Does anyone dispute this? This is not rocket science. It applies whether we’re talking about selling hamburgers, building condominiums, or smuggling cocaine.
It applies equally well to keeping people in prison.
I doubt that anyone would argue that it should be a societal goal to keep more of our population in prison. And yet turning the management of prisons over to for-profit companies creates tremendous pressure to do exactly that.
It’s simple, really. A company whose profits depend on the number of people incarcerated within its prisons will naturally exert its influence to put more people in prison and keep them there longer. This will include lobbying for “get tough on crime” legislation, imposing and increasing mandatory sentences. It will include pushing for anti-immigrant legislation and harsher penalties for nonviolent crimes.
More insidiously, such a company will have no incentive to implement programs that aim to rehabilitate offenders. In fact, they will have every incentive to ensure that prisoners are not rehabilitated – that they will not be paroled, and that upon their eventual release they will commit more crimes and end up back in prison. A private prison earns greater profits by increasing recidivism.
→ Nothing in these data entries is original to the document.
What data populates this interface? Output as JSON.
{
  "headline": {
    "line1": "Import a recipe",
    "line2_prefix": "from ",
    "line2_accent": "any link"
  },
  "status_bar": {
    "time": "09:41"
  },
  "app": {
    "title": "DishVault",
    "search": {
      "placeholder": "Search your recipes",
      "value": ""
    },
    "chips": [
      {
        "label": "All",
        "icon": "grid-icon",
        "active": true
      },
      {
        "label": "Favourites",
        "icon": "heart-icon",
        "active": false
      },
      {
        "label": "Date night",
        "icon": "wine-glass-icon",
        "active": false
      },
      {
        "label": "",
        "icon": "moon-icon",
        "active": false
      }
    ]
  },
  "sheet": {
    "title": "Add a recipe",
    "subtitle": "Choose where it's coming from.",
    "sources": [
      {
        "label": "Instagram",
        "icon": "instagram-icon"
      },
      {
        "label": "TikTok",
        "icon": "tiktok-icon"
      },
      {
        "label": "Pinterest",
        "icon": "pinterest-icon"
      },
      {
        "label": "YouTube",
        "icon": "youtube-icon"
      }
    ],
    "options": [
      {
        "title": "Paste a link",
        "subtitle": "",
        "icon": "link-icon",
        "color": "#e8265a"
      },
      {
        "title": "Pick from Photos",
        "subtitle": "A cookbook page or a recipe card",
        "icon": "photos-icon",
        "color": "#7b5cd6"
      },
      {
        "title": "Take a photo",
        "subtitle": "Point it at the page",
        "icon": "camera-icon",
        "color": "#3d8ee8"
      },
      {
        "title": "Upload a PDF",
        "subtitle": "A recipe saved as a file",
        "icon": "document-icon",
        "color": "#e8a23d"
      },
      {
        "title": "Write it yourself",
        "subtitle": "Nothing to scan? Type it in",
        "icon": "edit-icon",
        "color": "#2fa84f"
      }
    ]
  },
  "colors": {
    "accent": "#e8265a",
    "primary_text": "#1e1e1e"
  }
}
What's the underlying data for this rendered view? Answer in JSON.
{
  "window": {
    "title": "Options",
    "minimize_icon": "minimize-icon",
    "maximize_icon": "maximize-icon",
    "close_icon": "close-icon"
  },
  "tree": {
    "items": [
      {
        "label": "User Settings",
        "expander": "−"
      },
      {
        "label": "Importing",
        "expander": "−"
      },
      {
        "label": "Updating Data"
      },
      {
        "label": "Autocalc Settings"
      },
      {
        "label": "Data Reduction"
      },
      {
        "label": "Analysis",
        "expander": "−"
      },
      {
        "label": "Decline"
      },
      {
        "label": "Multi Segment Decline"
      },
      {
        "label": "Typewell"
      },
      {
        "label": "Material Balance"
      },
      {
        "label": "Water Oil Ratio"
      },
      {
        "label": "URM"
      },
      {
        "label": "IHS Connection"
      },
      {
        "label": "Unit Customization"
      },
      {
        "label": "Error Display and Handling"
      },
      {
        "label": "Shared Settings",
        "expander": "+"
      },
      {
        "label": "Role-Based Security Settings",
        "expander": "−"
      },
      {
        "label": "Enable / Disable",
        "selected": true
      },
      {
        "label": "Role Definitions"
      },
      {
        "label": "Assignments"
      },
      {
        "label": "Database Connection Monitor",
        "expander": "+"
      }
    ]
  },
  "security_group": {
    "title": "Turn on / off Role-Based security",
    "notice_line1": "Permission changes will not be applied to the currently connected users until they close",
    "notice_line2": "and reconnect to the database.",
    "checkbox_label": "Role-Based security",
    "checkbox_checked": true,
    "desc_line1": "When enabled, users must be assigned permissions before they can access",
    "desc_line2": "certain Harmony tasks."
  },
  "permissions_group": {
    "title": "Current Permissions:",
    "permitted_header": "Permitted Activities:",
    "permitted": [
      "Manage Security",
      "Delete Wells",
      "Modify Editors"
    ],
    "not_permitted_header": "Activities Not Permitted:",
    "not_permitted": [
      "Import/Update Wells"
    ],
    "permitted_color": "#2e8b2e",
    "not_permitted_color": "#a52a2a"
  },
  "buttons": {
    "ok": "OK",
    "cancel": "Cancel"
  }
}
There is nothing inherently evil about the profit motive in general. But there are certain things that it should not be applied to. Running prisons is certainly one of them.
‘Just Like Selling Hamburgers’: 30 Years Of Private Prisons In The U.S. – Forbes, June 2013
Private Prisons – Report by the American Civil Liberties Union
Profiteering on Prisons – American Friends Service Committee
But similar problems occur with public prisons–at least when they are staffed by union guards. Prison guards unions routinely lobby to make more things crimes, to make it easier to convict people, for mandatory minimum sentencing, for longer sentences, etc. This is, obviously, because more people in prisons means more job security for the union members and more people hired to join the union–no matter how bad such public policy measures are for society as a whole.
This is true. Also, bail bondsmen have lobbied to prevent pre-trial release (http://www.npr.org/templates/story/story.php?storyId=122725849)
However, privatizing the ownership and/or management of prisons does nothing to eliminate the pro-imprisonment pressure from prison guard unions and bail bondsmen, and it adds another wealthier and more powerful voice to the mix.
I know for sure that at the 3 state prisons AVP goes into they have several rehabilitative programs, + education & job training.
Wonder what the for-profit prisons have.
I appreciate your bringing this issue to the fore. Our society is WAY too much of the mind to punish, not re-habilitate these real human beings in whom resides the Divine spark.
— Nancy
The case of Mark Ciavarella, a Pennsylvania judge who took millions of dollars in kickbacks from the owners of a private juvenile detention facility, is merely one of the most egregious examples of what can happen given the perverse incentives created by privately owned penal institutions.